PanopticNeRF-360: Panoptic Labels from 3D Annotations

Overview

Annotating panoptic and instance segmentation datasets is labor intensive. Many generative models and NeRF-based methods try to synthesize panoptic segmentation training data directly, but they often suffer from class ambiguity in object overlap regions. This article summarizes PanopticNeRF-360, an extension of PanopticNeRF that uses coarse 3D annotations to quickly generate large numbers of high-quality RGB images and panoptic segmentation labels from novel viewpoints. The authors report reducing annotation time from 1.5 h to 0.75 min (a 120x improvement).

1. Results demonstration

PanopticNeRF-360 targets panoptic segmentation, so the input images are captured with fisheye cameras. The full setup uses a front-facing stereo pair, two side-facing fisheye cameras, and coarse 3D annotations (cubes, ellipsoids, or polyhedra). From this input it generates continuous RGB renderings, panoptic segmentation, and instance segmentation across novel views.

The code has been released. The following summarizes the paper.

2. Abstract

Training perception systems for autonomous driving requires extensive annotation. Manual labeling in 2D images is highly labor intensive. Existing datasets provide dense annotations for prerecorded sequences but lack coverage for rarely seen viewpoints, which can limit the generalization of perception models.

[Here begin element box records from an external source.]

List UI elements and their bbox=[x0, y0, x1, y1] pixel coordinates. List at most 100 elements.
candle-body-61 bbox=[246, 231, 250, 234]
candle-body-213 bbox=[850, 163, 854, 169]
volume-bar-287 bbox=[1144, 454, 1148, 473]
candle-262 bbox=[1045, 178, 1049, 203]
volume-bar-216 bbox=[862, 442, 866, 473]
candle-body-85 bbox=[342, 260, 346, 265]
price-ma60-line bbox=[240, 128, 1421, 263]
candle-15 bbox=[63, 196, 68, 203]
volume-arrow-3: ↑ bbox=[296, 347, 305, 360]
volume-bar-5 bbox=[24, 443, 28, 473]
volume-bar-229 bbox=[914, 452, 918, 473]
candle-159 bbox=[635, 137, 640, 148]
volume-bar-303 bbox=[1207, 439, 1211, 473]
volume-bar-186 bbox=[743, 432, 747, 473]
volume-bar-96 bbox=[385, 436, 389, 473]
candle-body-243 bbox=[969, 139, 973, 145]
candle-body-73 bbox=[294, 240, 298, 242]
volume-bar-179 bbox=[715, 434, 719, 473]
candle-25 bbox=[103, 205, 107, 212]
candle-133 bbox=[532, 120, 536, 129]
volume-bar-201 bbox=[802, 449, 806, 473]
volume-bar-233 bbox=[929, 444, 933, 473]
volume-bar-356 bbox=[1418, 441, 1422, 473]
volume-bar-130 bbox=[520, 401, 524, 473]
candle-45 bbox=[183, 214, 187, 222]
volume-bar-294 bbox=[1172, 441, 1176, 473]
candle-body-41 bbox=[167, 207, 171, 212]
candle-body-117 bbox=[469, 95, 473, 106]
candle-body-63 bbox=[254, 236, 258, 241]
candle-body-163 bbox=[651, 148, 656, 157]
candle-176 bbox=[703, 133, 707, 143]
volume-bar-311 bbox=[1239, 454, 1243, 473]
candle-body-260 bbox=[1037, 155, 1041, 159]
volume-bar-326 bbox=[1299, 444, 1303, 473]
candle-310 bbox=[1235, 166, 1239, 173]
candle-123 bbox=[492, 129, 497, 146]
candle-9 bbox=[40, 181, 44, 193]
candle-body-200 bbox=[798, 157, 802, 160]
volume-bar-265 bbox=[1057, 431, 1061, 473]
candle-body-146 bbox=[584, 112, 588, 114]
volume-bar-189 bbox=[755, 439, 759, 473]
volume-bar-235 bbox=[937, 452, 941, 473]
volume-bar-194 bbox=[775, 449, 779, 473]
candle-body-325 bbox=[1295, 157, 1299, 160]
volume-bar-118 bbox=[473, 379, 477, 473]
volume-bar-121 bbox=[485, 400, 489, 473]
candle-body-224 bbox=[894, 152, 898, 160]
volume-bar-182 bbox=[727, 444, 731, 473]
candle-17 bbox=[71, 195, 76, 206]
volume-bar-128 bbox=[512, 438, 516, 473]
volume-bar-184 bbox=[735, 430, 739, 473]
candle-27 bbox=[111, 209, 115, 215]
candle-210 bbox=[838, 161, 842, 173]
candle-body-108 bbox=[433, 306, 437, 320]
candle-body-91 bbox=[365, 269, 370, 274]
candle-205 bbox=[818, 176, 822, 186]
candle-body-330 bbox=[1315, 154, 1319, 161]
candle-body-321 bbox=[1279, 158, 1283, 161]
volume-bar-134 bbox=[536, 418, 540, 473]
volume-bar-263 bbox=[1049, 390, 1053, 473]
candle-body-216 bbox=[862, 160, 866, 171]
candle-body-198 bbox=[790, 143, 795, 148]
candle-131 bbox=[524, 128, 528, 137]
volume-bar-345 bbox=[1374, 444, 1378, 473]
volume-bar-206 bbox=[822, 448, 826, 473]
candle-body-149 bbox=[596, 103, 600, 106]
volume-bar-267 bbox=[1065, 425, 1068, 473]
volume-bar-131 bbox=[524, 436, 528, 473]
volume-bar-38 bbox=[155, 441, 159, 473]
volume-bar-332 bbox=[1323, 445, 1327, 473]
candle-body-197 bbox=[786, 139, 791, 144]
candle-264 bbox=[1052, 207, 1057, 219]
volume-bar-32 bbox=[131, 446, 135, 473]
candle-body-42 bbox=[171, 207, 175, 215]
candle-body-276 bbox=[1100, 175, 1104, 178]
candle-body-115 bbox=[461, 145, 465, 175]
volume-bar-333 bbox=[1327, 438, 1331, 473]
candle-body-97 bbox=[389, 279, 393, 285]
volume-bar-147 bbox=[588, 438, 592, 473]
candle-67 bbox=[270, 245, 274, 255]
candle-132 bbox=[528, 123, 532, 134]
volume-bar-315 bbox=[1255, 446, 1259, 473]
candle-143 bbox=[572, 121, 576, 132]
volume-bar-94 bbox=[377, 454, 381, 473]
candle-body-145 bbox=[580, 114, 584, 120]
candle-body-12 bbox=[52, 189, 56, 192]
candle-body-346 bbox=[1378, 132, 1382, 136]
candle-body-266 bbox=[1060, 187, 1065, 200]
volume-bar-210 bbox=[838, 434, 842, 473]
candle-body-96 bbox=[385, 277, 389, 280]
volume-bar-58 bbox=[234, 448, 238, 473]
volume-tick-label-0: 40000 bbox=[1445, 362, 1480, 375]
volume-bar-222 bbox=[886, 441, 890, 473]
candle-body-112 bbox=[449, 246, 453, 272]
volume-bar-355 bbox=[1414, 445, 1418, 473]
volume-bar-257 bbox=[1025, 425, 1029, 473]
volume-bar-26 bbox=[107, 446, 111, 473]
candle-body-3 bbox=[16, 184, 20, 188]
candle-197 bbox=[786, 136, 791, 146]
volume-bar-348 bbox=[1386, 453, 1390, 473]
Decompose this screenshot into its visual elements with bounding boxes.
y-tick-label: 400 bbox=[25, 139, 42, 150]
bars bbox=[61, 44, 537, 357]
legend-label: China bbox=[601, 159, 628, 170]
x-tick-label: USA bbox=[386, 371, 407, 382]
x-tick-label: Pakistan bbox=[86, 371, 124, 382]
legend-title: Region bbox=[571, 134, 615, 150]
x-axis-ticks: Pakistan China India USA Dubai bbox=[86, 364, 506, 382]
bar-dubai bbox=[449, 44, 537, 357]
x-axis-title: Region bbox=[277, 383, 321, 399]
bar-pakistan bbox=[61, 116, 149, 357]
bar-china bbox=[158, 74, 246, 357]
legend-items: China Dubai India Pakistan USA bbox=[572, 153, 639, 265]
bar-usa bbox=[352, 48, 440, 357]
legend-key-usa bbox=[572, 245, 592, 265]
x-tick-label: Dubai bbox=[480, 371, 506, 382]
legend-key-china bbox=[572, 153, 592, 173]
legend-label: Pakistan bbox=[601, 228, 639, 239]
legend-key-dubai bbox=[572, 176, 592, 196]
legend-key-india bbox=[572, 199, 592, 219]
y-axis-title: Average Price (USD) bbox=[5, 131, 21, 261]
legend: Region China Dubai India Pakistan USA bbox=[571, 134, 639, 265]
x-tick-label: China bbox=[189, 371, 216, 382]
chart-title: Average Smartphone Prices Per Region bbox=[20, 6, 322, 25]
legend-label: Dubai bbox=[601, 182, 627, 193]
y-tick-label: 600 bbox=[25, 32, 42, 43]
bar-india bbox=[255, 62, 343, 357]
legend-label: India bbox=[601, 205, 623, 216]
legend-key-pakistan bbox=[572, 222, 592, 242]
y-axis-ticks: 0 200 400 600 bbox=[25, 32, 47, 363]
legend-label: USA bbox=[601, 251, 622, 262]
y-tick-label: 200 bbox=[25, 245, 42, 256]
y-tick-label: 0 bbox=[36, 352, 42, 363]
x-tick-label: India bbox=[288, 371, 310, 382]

This work introduces PanopticNeRF-360, a method that combines coarse 3D annotations with noisy 2D semantic cues to produce consistent panoptic labels and high-quality images from arbitrary viewpoints. The key idea is to leverage the complementary strengths of 3D and 2D priors to mutually improve geometry and semantics.

3. Method

Goal

Both PanopticNeRF and PanopticNeRF-360 aim to reduce the cost of panoptic and instance segmentation labeling by enabling automatic or semi-automatic annotation.

Main idea

The core framework uses NeRF because of its strong novel-view synthesis capability. The method constructs 3D semantic and instance fields to render numerous panoptic and instance segmentation annotations. Rather than focusing on modifying NeRF architecture, the paper uses NeRF renderings to drive a joint optimization process.

PanopticNeRF-360 architecture

Inputs are a front-facing stereo pair, two side fisheye cameras, and coarse 3D annotations (cubes, ellipsoids, or polyhedra). For each spatial point x, two MLPs and a hash grid are used to model geometry, semantics, and appearance, producing two feature vectors (f1 and f2) that are then combined. The system maintains two semantic fields: a fixed semantic field derived from the coarse 3D annotations and a learnable semantic field. Each semantic field is rendered to produce 2D semantic labels. A fixed 3D instance field is also rendered to produce 2D panoptic segmentation. The instance and panoptic outputs rendered from the fixed fields are used as pseudo-ground truth to guide geometry optimization (the optimized quantity is volumetric density in the semantic field). A joint geometry-semantic optimization is performed to resolve class ambiguity in overlapping regions of the 3D scene.

The paper contributes two main points: it is the first method to generate high-quality panoptic segmentation from coarse 3D labels, and it proposes two optimization strategies to jointly refine geometry and semantic predictions.

4. Experiments

Experiments were conducted on the KITTI-360 dataset with comparisons to other 3D-to-2D and 2D-to-2D label transfer methods. Training used a single NVIDIA RTX 3090 GPU.

In quantitative 3D-to-2D semantic label transfer, PanopticNeRF-360 achieved the highest mIoU and accuracy. Compared to a CRF-based baseline, it improved mIoU by 2.4% and accuracy by 11.9%.

Qualitative comparisons show improved predictions in low-texture, exposure-challenged, and overlapping regions.

5. Conclusion

PanopticNeRF-360 extends PanopticNeRF to rapidly generate many novel-view panoptic labels and RGB images using coarse 3D annotations. Its geometry-semantic joint optimization helps resolve class ambiguity in overlapping regions, which has value for dataset annotation. The approach still requires coarse 3D annotations, which themselves require effort to produce; a remaining question is whether comparable 2D segmentation labels can be generated without any 3D coarse annotations.